Remi joined them, shocked to see Amal. “What on earth?”
The young woman gave them a sad shrug. “I know this looks bad, but it’s not what you think. I came down to search for the missing ledger. I wanted to prove it wasn’t Warren who was stealing.”
“Renee found it and gave it to us. There were pages missing.”
Amal’s mouth dropped open. “I didn’t know. But you have to believe me, I only wanted to help.”
Sam moved to the window, peeking between the slats of the blinds, seeing Renee and Hank heading down the hill toward the house. “Yes, well, I’m not the one you’ll have to convince.”
Amal jumped up from her chair to look out the window. “Oh no. What do I tell them?”
“The truth,” Remi said.
She looked at them in desperation. “I can’t.”
“What about the market?” Sam asked.
“The market?”
Remi said, “When you took off on your own and knocked on that door.”
Amal seemed surprised she’d been caught. “I … When I found out that’s where he tried to sell the stolen artifact, I had to see for myself.”
The front door opened and she clamped her mouth shut. Hank stood at the threshold, Renee right behind him. “What’s going on?” Hank asked.
Remi smiled at them. “Amal was asking about the girls
back at the school and if they’d found Makao. She didn’t want her mother to overhear. For obvious reasons.”
Sam had no idea why his wife decided to defend Amal, but he wasn’t about to sideline her efforts. “We thought we’d have more privacy down here.”

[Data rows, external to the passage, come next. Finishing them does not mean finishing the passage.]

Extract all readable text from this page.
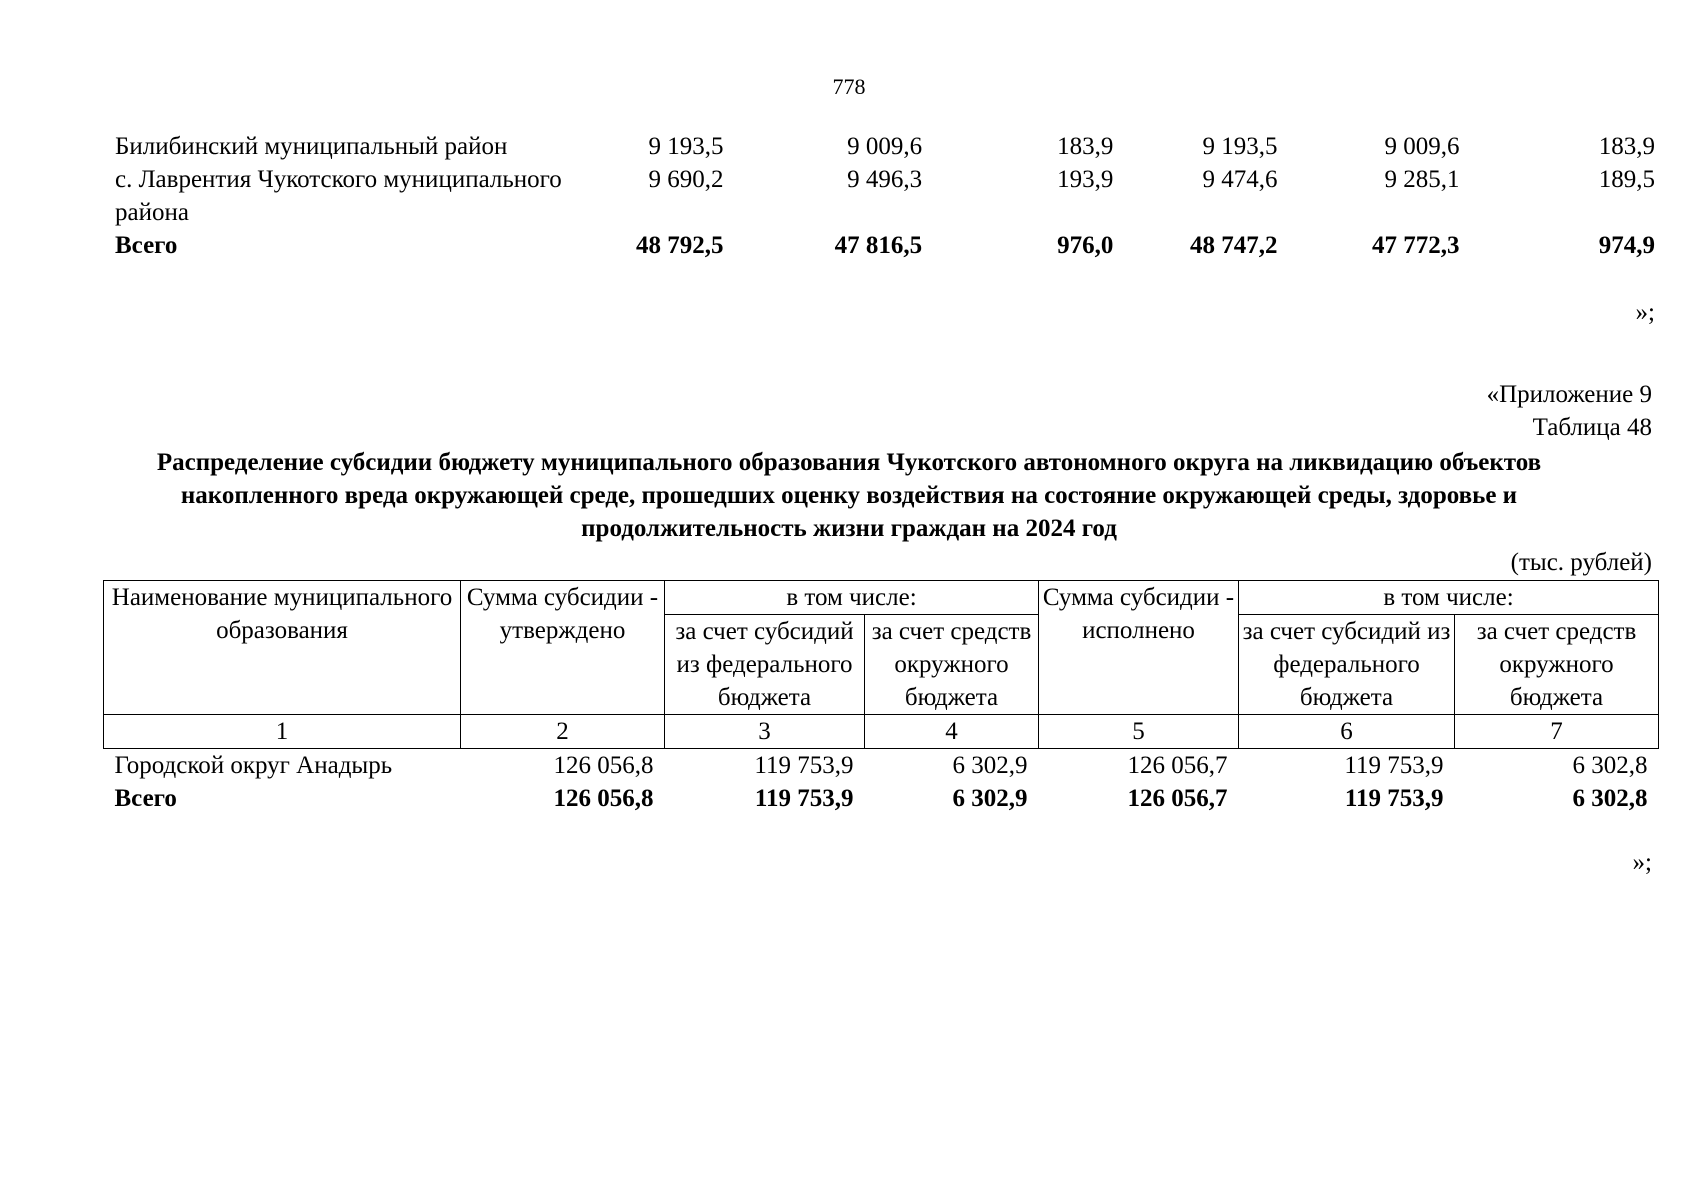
778
Билибинский муниципальный район	9 193,5	9 009,6	183,9	9 193,5	9 009,6	183,9
с. Лаврентия Чукотского муниципального района	9 690,2	9 496,3	193,9	9 474,6	9 285,1	189,5
Всего	48 792,5	47 816,5	976,0	48 747,2	47 772,3	974,9
»;
«Приложение 9
Таблица 48
Распределение субсидии бюджету муниципального образования Чукотского автономного округа на ликвидацию объектов накопленного вреда окружающей среде, прошедших оценку воздействия на состояние окружающей среды, здоровье и продолжительность жизни граждан на 2024 год
(тыс. рублей)
Наименование муниципального образования	Сумма субсидии - утверждено	в том числе:		Сумма субсидии - исполнено	в том числе:	
		за счет субсидий из федерального бюджета	за счет средств окружного бюджета		за счет субсидий из федерального бюджета	за счет средств окружного бюджета
1	2	3	4	5	6	7
Городской округ Анадырь	126 056,8	119 753,9	6 302,9	126 056,7	119 753,9	6 302,8
Всего	126 056,8	119 753,9	6 302,9	126 056,7	119 753,9	6 302,8
»;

“Without the lights?” Hank said, turning them on.
Renee moved past him, her focus on Amal. “You haven’t told your mother what happened?”
“How could I?” Amal said. “If she knew, she’d never let me out of her sight again.”
“True. I doubt she would,” Renee said. “And she’s going to figure out something if she discovers you’re not at the dinner.”
“She’s right,” Remi said. “We probably should have left this conversation until tomorrow.” She moved to Sam’s side. “Why don’t we head back up to the house before we’re missed.”
Thankfully, Nasha had kept Amal’s mother occupied, helping to serve dessert, and hadn’t noticed their absence, and Lazlo was still entertaining the two young men with treasure hunting stories. When the dinner ended and they bade their good-byes, Amal walked Sam, Remi, and Lazlo to their car. “Thank you for not saying anything.”
Remi clasped the younger woman’s hand. “We’ll finish this conversation tomorrow. It’s important.”
“Of course. I know.” When her mother and Nasha appeared in the doorway, Amal stepped back, waving at them as they drove off.
“Nice dinner,” Lazlo said from the backseat. “How was your little adventure?”
Remi buckled her seat belt. “Interesting. Just not sure what to make of it. It was Amal.”
Sam glanced over at her. “Exactly why did you stop her from explaining what she was up to?”
“A time and place for everything, Fargo.”
“And what was wrong with that time and place?” he asked, driving down the hill.
“It was clear she was uncomfortable talking about it in front of Renee and Hank.”
“You think?”
“I want to know why first.”
Sam had learned long ago not to question his wife’s instinct even when it defied logic. “Tomorrow,” he said. “Because like it or not, Amal is involved in whatever’s going on.” He slowed at the sight of an SUV parked at the side of the road at the bottom of the hill—one he might not have seen had it not been for the moonlight reflecting off the vehicle’s roof.